This year’s National Book Awards was held the evening of November 14. Despite the cloud of despair left behind by Hurricane Sandy a few weeks prior, the event was festive and full of humor. The Young People’s Literature was awarded to Goblin Secrets by William Alexander. Poetry’s winner was David Ferry’s Bewilderment: New Poems and Translations. The nonfiction category’s winner was Katherine Boo’s Behind the Beautiful Forevers: Life, Death, and Hope in a Mumbai Undercity and the fiction winner was Louise Erdrich’s The Round House.
The event was hosted by Faith Salie, a national public radio host, writer, and Rhodes Scholar, who kept the evening rolling by with humor and enthusiasm for the book world. NPR host Terry Gross presented the Literarian Award to Arthur O. Sulzberger, Jr., publisher of The New York Times. Mr. Sulzberger accepted the award, making note of how important book reviews still are in a world of downloading and e-reading. Martin Amis presented the Medal for Distinguished Contribution to American Letters to Elmore Leonard. Leonard, the author of over 45 published novels, mostly thrillers, stated he was doing pretty well for someone who wrote “books about people with guns.”
The National Book Awards was established in 1950 and since then have recognized such authors as Philip Roth, William Faulkner, Elizabeth Bishop, and Alice Walker. Finalists are given a financial award as well as a medal and a citation. Winners receive a larger financial award and a bronze sculpture. And although the judges receive numerous books in the late spring and all summer, the final decision is not made until all the judges gather for lunch on the day of the awards ceremony. Although there may be a general consensus about where the judges are heading in terms of a winner before then, nothing is official until that luncheon.

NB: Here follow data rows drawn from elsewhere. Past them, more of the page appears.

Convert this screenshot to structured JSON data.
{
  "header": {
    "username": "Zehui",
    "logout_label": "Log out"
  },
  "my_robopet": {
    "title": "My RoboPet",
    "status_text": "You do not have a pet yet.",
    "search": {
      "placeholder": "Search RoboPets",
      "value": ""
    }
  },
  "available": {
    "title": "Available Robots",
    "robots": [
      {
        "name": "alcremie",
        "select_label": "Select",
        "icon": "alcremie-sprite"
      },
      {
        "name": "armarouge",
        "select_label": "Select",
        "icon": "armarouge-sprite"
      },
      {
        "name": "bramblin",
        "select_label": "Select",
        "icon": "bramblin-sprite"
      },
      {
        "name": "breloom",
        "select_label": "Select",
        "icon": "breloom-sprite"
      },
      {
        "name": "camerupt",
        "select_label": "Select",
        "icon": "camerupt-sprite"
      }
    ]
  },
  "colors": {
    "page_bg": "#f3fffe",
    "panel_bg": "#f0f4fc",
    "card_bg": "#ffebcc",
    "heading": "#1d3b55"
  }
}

This year’s event was particularly memorable for the staff of The National Book Foundation and not necessarily in a good way. Hurricane Sandy flooded the foundation’s offices, leaving staff without a home. “We piled our computer servers into a taxi and they are now ensconced in my dining room. The hotel where we put up our judges and others was flooded out and we had to re-book everyone to a midtown location,” explains Executive Director Harold Augenbraum.
But it was worth the struggle, Auguenbraum says. “The award itself is a champion for good writing.”